BlackRock redefine o seu modelo na Europa e nomeia Iván Pascual como responsável de vendas de fundos e ETF na EMEA


A BlackRock redefine o seu modelo na Europa. A maior gestora do mundo integrou as suas equipas comerciais de gestão ativa e indexadas, com o objetivo de se adaptar à estrutura dos distribuidores e investidores institucionais. Na entidade, consideram que, num ambiente pós-MiFID e sob um contexto de maior pressão de margens, os investidores europeus estão a examinar melhor as fontes de retorno das suas carteiras.
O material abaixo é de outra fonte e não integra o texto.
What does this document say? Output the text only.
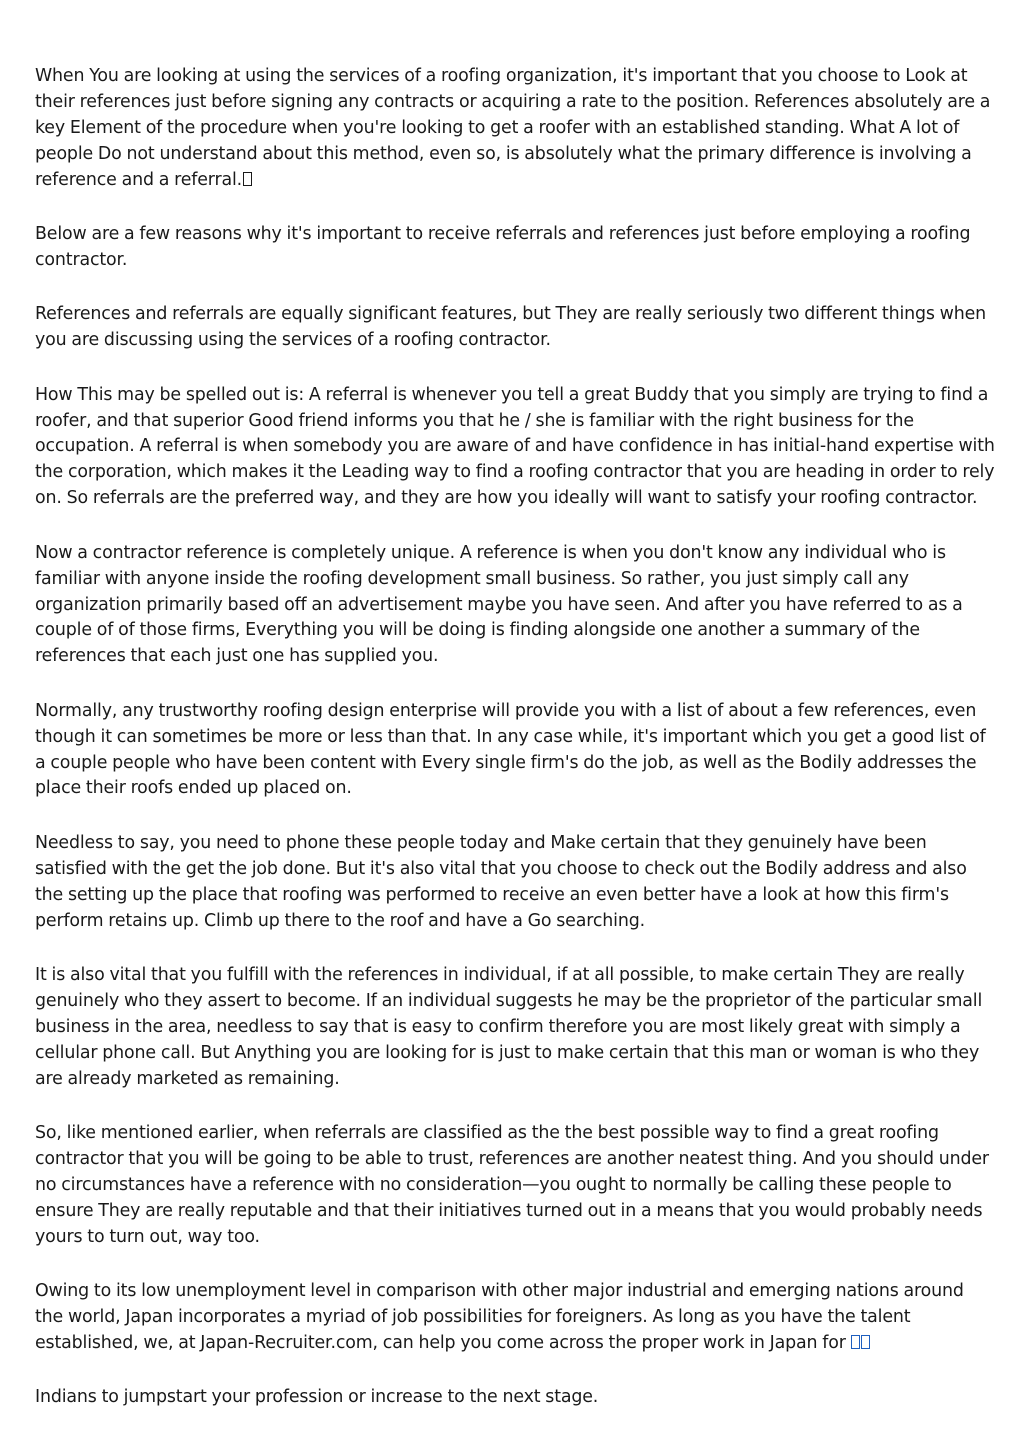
When You are looking at using the services of a roofing organization, it's important that you choose to Look at their references just before signing any contracts or acquiring a rate to the position. References absolutely are a key Element of the procedure when you're looking to get a roofer with an established standing. What A lot of people Do not understand about this method, even so, is absolutely what the primary difference is involving a reference and a referral.

Below are a few reasons why it's important to receive referrals and references just before employing a roofing contractor.

References and referrals are equally significant features, but They are really seriously two different things when you are discussing using the services of a roofing contractor.

How This may be spelled out is: A referral is whenever you tell a great Buddy that you simply are trying to find a roofer, and that superior Good friend informs you that he / she is familiar with the right business for the occupation. A referral is when somebody you are aware of and have confidence in has initial-hand expertise with the corporation, which makes it the Leading way to find a roofing contractor that you are heading in order to rely on. So referrals are the preferred way, and they are how you ideally will want to satisfy your roofing contractor.

Now a contractor reference is completely unique. A reference is when you don't know any individual who is familiar with anyone inside the roofing development small business. So rather, you just simply call any organization primarily based off an advertisement maybe you have seen. And after you have referred to as a couple of of those firms, Everything you will be doing is finding alongside one another a summary of the references that each just one has supplied you.

Normally, any trustworthy roofing design enterprise will provide you with a list of about a few references, even though it can sometimes be more or less than that. In any case while, it's important which you get a good list of a couple people who have been content with Every single firm's do the job, as well as the Bodily addresses the place their roofs ended up placed on.

Needless to say, you need to phone these people today and Make certain that they genuinely have been satisfied with the get the job done. But it's also vital that you choose to check out the Bodily address and also the setting up the place that roofing was performed to receive an even better have a look at how this firm's perform retains up. Climb up there to the roof and have a Go searching.

It is also vital that you fulfill with the references in individual, if at all possible, to make certain They are really genuinely who they assert to become. If an individual suggests he may be the proprietor of the particular small business in the area, needless to say that is easy to confirm therefore you are most likely great with simply a cellular phone call. But Anything you are looking for is just to make certain that this man or woman is who they are already marketed as remaining.

So, like mentioned earlier, when referrals are classified as the the best possible way to find a great roofing contractor that you will be going to be able to trust, references are another neatest thing. And you should under no circumstances have a reference with no consideration—you ought to normally be calling these people to ensure They are really reputable and that their initiatives turned out in a means that you would probably needs yours to turn out, way too.

Owing to its low unemployment level in comparison with other major industrial and emerging nations around the world, Japan incorporates a myriad of job possibilities for foreigners. As long as you have the talent established, we, at Japan-Recruiter.com, can help you come across the proper work in Japan for

Indians to jumpstart your profession or increase to the next stage.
E isso tem implicações importantes para as equipas comerciais da entidade, o que os levou a redesenhar a sua estrutura.
 
A combinação de alfa, beta e fatores, juntamente com uma maior oferta de produtos em fundos e em ETF, está a fazer com que os investidores evoluam no seu processo de investimento com um enfoque centrado no conjunto da carteira e menos centrado individualmente no produto que a constitui. Isso faz com que a divisão tradicional da estrutura de equipa, entre comerciais dedicados à venda de fundos ativos e responsáveis ​​pela promoção de produtos indexados, faça hoje menos sentido para as gestoras com oferta de ambos os lados.
 
Como resultado desse movimento, a BlackRock nomeou Iván Pascual como o novo responsável de vendas de fundos e ETFs para Europa, Médio Oriente e África (EMEA). É um profissional conhecido na Península Ibérica, embora mais em Espanha, e com uma longa carreira profissional na firma americana.
 
Pascual iniciou a sua carreira na BlackRock como diretor da iShares na Península Ibérica. Em 2015, doi para Nova York como chefe de distribuição da empresa para o canal de distribuição da América Latina, com a responsabilidade de liderar o relacionamento com bancos privados, distribuição de retalho, plataformas, family offices e gestores de fundos. Há quase um ano, foi nomeado responsável de vendas na Europa para os negócios da ETF e fundos índice BlackRock, lidando com todos os canais de vendas - retalho, wealth e institucional - na EMEA nos escritórios da empresa em Londres.
 
Mas essa integração de equipas comerciais não é a única mudança realizada pela entidade na sua estrutura. A gestora também criou o negócio Wealth na Europa, sob a responsabilidade de Michael Gruener, que ficará encarregado de liderar esse negócio. O objetivo: criar uma estrutura central que permita atender de maneira holística as necessidades dos bancos privados da região.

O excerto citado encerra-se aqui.